Andrew Michta: Władimir Putin nie jest zainteresowany wjechaniem czołgami do Polski
Profesor Andrew Michta konsultant rządu Stanów Zjednoczonych uważa, że Putin nie jest teraz zainteresowany wjechaniem czołgami do Polski lub któregoś z krajów bałtyckich. Analityk uważa, że Putin może jednak chcieć wywołać kryzys w którymś z państw na wschodniej flance NATO i przetestować Sojusz Północnoatlantycki - na Łotwie lub w Estonii.
10.03.2015 | aktual.: 10.03.2015 21:21
Profesor był gościem dyskusji na temat bezpieczeństwa Polski zorganizowanej przez Instytut Wolności.
Zdaniem Michty, zachowanie prezydenta Rosji to jego konsekwentna polityka rozszerzania dawnej sfery rosyjskiej i NATO musi być gotowe na szybką i zdecydowaną odpowiedź.
- Władimir Putin może zająć Łotwę i Estonię, a gdy władze tych krajów zwrócą się o pomoc do NATO, będzie patrzył, jak szybko Sojusz zareaguje - dodaje Andrew Michta. Według niego gdyby odpowiedź się przedłużała, byłaby to klęska zachodu, na którą nie można sobie pozwolić.
- NATO musi być silne wojskowo i politycznie - wtórował mu wicepremier Tomasz Siemoniak, drugi z uczestników dyskusji.
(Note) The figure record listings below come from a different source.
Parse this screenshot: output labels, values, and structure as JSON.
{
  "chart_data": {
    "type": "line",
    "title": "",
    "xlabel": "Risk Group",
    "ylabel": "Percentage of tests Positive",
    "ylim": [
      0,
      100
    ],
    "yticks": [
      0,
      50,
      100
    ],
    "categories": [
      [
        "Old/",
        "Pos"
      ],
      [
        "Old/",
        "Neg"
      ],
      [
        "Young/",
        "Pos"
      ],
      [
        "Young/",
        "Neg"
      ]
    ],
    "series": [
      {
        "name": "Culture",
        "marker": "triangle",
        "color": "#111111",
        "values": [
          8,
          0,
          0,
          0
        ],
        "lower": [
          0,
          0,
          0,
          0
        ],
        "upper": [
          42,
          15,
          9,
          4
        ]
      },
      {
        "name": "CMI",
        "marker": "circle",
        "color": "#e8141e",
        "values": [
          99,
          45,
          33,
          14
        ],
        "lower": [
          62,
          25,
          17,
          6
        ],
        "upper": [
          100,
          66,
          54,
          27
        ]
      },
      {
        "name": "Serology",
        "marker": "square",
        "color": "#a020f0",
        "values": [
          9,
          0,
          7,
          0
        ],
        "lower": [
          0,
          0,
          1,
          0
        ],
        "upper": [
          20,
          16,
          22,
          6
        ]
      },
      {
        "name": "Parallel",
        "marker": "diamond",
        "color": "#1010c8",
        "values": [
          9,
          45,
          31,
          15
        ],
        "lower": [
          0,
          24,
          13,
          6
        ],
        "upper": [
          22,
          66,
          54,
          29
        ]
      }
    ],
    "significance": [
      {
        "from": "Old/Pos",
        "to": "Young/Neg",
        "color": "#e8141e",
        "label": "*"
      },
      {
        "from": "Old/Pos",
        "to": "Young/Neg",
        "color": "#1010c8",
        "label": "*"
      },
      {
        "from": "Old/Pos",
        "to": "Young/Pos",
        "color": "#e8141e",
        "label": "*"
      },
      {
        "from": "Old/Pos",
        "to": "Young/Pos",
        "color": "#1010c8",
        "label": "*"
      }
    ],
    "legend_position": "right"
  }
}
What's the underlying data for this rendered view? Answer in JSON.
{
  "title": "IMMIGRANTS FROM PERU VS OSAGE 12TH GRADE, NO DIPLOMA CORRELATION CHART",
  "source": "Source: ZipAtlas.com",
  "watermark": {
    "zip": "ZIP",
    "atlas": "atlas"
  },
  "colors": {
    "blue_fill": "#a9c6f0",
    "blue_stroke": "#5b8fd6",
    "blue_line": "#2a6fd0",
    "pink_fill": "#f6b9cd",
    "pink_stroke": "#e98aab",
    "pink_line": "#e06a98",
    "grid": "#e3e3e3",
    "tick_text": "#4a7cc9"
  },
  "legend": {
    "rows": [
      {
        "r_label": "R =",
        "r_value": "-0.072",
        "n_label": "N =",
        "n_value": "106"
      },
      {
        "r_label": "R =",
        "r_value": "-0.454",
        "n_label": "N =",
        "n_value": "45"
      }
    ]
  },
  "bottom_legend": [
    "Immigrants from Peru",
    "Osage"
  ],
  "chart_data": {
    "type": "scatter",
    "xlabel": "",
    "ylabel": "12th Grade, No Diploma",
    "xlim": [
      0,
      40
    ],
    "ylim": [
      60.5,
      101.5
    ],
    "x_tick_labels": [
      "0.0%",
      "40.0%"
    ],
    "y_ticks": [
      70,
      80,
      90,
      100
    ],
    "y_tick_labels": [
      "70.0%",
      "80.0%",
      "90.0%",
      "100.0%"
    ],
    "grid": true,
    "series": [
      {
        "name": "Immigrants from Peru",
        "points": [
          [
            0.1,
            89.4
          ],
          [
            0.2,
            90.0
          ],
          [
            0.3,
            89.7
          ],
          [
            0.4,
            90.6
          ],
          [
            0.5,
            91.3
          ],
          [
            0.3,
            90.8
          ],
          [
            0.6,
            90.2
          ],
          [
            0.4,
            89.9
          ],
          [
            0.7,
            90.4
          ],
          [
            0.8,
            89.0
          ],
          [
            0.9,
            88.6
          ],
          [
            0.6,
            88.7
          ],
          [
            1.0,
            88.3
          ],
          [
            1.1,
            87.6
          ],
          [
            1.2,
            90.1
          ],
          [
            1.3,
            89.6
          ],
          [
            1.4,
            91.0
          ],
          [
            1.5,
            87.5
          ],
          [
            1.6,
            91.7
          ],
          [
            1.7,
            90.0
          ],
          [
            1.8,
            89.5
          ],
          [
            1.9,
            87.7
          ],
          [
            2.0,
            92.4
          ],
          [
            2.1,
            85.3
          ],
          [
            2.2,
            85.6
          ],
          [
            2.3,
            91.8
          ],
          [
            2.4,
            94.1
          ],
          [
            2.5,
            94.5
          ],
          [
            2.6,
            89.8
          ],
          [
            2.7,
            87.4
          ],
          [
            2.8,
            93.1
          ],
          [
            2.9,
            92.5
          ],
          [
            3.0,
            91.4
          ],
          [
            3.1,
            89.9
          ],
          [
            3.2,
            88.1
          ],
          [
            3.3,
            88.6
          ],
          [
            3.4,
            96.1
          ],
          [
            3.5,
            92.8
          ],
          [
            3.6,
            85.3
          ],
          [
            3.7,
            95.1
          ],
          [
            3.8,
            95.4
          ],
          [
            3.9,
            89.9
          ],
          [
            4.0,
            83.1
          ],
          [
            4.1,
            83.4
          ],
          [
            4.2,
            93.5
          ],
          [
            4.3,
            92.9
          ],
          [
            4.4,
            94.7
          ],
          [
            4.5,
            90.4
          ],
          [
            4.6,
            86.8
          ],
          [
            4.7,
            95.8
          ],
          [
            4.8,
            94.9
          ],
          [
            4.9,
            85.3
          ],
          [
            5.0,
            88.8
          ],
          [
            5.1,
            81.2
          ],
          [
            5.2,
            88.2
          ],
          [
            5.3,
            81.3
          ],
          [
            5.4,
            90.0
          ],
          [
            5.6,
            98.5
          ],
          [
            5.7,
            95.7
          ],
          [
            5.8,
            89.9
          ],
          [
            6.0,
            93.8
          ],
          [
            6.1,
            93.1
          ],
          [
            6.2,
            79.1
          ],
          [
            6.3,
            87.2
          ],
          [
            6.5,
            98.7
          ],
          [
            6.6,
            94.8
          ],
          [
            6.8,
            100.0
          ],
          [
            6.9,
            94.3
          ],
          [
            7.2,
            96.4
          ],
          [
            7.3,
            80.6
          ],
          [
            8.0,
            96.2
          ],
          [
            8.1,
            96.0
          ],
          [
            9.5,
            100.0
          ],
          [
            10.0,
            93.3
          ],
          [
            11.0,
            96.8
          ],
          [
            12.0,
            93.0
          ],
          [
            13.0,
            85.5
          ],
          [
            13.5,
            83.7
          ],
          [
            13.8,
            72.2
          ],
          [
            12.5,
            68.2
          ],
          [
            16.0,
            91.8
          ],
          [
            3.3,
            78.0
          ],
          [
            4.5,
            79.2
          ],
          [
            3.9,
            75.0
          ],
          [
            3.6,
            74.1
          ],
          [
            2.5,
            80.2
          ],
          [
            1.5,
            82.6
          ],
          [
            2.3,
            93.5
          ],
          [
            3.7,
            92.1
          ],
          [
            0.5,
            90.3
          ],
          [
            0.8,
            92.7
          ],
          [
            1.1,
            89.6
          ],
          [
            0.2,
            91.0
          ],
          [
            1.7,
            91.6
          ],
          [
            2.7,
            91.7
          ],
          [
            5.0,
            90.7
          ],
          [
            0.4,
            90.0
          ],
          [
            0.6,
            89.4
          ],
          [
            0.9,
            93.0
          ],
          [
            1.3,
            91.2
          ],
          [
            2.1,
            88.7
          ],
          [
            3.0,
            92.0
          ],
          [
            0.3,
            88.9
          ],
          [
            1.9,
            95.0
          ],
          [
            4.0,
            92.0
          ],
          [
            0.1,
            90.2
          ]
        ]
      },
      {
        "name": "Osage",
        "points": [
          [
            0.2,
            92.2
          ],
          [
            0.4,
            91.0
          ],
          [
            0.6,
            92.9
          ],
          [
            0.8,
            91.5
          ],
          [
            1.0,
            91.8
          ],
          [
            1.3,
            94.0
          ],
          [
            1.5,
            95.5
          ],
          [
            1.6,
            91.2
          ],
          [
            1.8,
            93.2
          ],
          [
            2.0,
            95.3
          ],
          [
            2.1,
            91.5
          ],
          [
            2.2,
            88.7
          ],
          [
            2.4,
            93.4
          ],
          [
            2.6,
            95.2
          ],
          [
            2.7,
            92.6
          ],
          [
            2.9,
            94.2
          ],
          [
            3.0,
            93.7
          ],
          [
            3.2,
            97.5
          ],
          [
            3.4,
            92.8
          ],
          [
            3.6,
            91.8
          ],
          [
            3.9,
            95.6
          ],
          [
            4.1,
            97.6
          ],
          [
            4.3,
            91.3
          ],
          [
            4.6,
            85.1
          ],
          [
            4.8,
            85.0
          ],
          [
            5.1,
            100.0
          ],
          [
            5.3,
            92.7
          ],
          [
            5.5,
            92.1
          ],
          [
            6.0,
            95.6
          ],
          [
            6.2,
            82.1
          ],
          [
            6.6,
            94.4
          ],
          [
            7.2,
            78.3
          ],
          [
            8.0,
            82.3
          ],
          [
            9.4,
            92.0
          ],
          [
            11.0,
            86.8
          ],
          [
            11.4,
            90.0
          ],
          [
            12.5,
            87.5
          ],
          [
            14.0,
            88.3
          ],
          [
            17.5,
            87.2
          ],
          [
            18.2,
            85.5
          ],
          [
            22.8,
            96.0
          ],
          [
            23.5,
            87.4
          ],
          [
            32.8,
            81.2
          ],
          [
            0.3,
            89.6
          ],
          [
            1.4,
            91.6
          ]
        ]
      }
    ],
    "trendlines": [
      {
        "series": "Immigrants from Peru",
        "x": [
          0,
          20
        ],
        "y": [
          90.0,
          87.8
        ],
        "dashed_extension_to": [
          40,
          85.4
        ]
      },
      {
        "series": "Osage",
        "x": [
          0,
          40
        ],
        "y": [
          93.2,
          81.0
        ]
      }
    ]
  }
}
Jego zdaniem, nie należy budować nowej europejskiej armii, ale wzmacniać Sojusz Północnoatlantycki tak, aby jego szef mógł szybko zdecydować o ruchach wojsk.
Nasz minister obrony narodowej skrytykował inicjatywę powołania armii Unii Europejskiej. - Mozolnie i z kłopotami reformujemy grupy bojowe UE i zabiegamy o kompetencje Agencji Obrony UE, a chcemy budować armię? - dziwi się. - Nie umiemy postawić altanki, a chcemy budować pałac - podsumowuje ten projekt.
Mówiąc o obronie Polski w kontekście współpracy z NATO, wicepremier Tomasz Siemoniak zaznaczył, że głównym zadaniem jest wspieranie planu tak zwanej szpicy, sił szybkiego reagowania, które miałyby być gotowe do akcji w ciągu 48 godzin.
Polska jest też zdeterminowana, aby wzmacniać wschodnią flankę NATO, czyli zabiegać o ciągłą, rotacyjną obecność żołnierzy NATO w Polsce i wspierać Korpus Północno-Wschodni w Szczecinie.
Krzysztof Szczerski poseł PiS - trzeci uczestnik spotkania - podkreślił, że to, co dziś szczególnie go niepokoi w kontekście sytuacji na Ukrainie, to brak woli politycznej po stronie zachodu do zdecydowanych działań wobec Władimira Putnia. - Przecież to nie tak, że Putni jest genialnym strategiem, on po prostu wykorzystuje to niezdecydowanie - uważa Krzysztof Szczerski.
Wszyscy uczestnicy dyskusji zgodzili się, że w Polakom potrzebna jest lepsza informacja o naszym zabezpieczeniu militarnym i ochronie przed Rosją.
To była już druga taka debata przygotowana przez Instytut Wolności poświęcona bezpieczeństwu Polski i sytuacji na Ukrainie.